No se trata de evitar los errores, sino de saber cómo estos pueden transformarte en una mejor persona. Reflexiona sobre los cambios que necesitas hacer y continúa con tus metas.

La vida está llena de errores. Los fallos en el trabajo, en el hogar, con nuestros hábitos personales, proyectos e incluso en las elecciones más pequeñas del día a día son normales. Pero, ¿representan algo malo?

Imagina que te lanzaste a cumplir uno de tus sueños y no funcionó. No será la primera ni la última vez que fallas y ello no debe significar una derrota. Los errores, fracasos y dificultades te ayudan a crecer, a darte cuenta de qué es lo que necesitas mejorar. Un error es una herramienta de aprendizaje que te permitirá saber qué hacer y qué no, o cómo empezar de nuevo. Enfrentar cada equivocación, tanto las más grandes como las más pequeñas, hará que tu versión de hoy sea mucho mejor que la mujer que eras ayer.
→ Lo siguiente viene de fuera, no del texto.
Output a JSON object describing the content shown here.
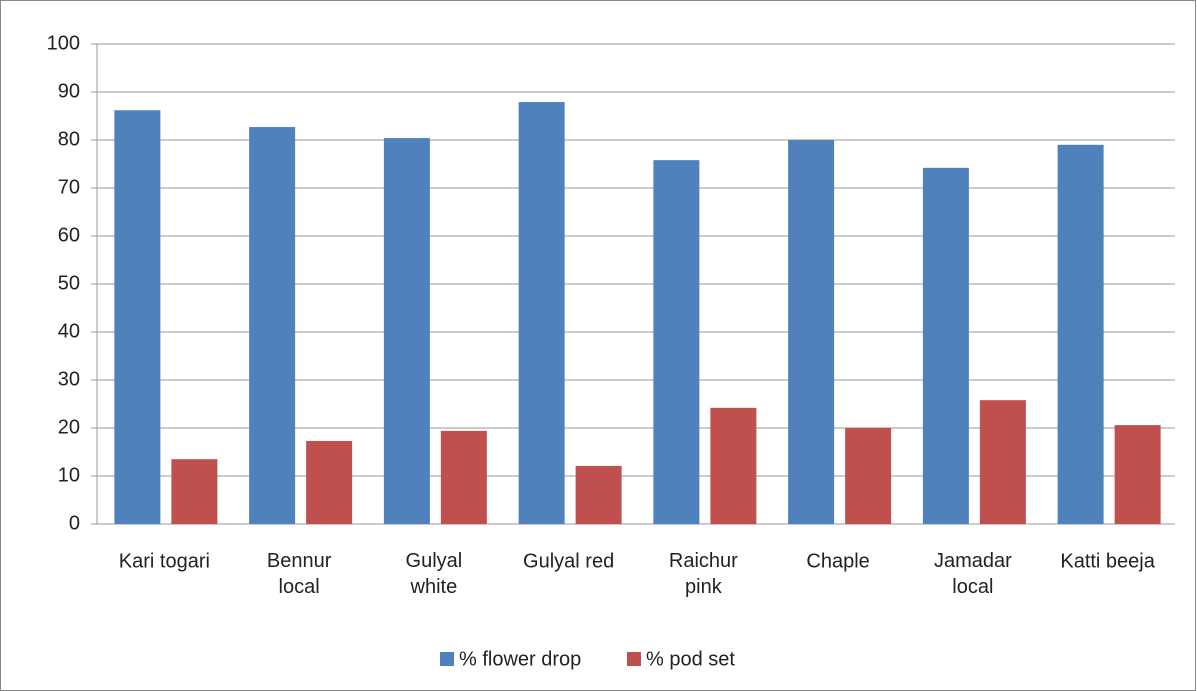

Sin embargo, sabemos que no siempre es fácil lograrlo. Por ello, te ofrecemos algunos consejos para que saques provecho de cualquier situación en la que te encuentres:

  • Evita las comparaciones. Si una persona conocida tuvo éxito en algo que tú también persigues, lo consiguió en menos tiempo o está más cerca de cumplirlo, no te preocupes. Recuerda que cada una tiene sus propios tiempos, limitaciones y recursos.
  • Reflexiona sobre los cambios necesarios. Debes tomar cada error como un aprendizaje que te permitirá reflexionar acerca de lo que puedes mejorar. Gracias a esta experiencia, podrás tomar mejores decisiones y, en caso se repita nuevamente una situación similar, sabrás cómo actuar.
  • Acepta las opiniones. Hay mujeres que ya pasaron por lo mismo y pueden darte un granito de arena para comprender mejor cuál ha sido tu fallo. Aunque al final saldrás hacia adelante por tu cuenta, recibir ayuda te traerá siempre buenos resultados.
  • Rendirse no es una alternativa. Errar es humano. Apenarte, sentir desánimo o frustración es normal. Nadie puede evitar las emociones y sentimientos negativos cuando comete un error. Tómate tu tiempo, habla con quienes tienes más confianza, sé comprensiva contigo misma y mira hacia el futuro. Las tormentas pasan y de ellas se aprende mucho. Lo importante es que analices por qué has fallado y sepas cómo superar, cada vez más rápido, cualquier equivocación.

Poco a poco, tu percepción acerca de los errores irá cambiando. El objetivo no es evitarlos todo el tiempo, sino saber aprovecharlos. Así como las equivocaciones están presentes en el día a día de toda mujer, también se te presentarán nuevas oportunidades.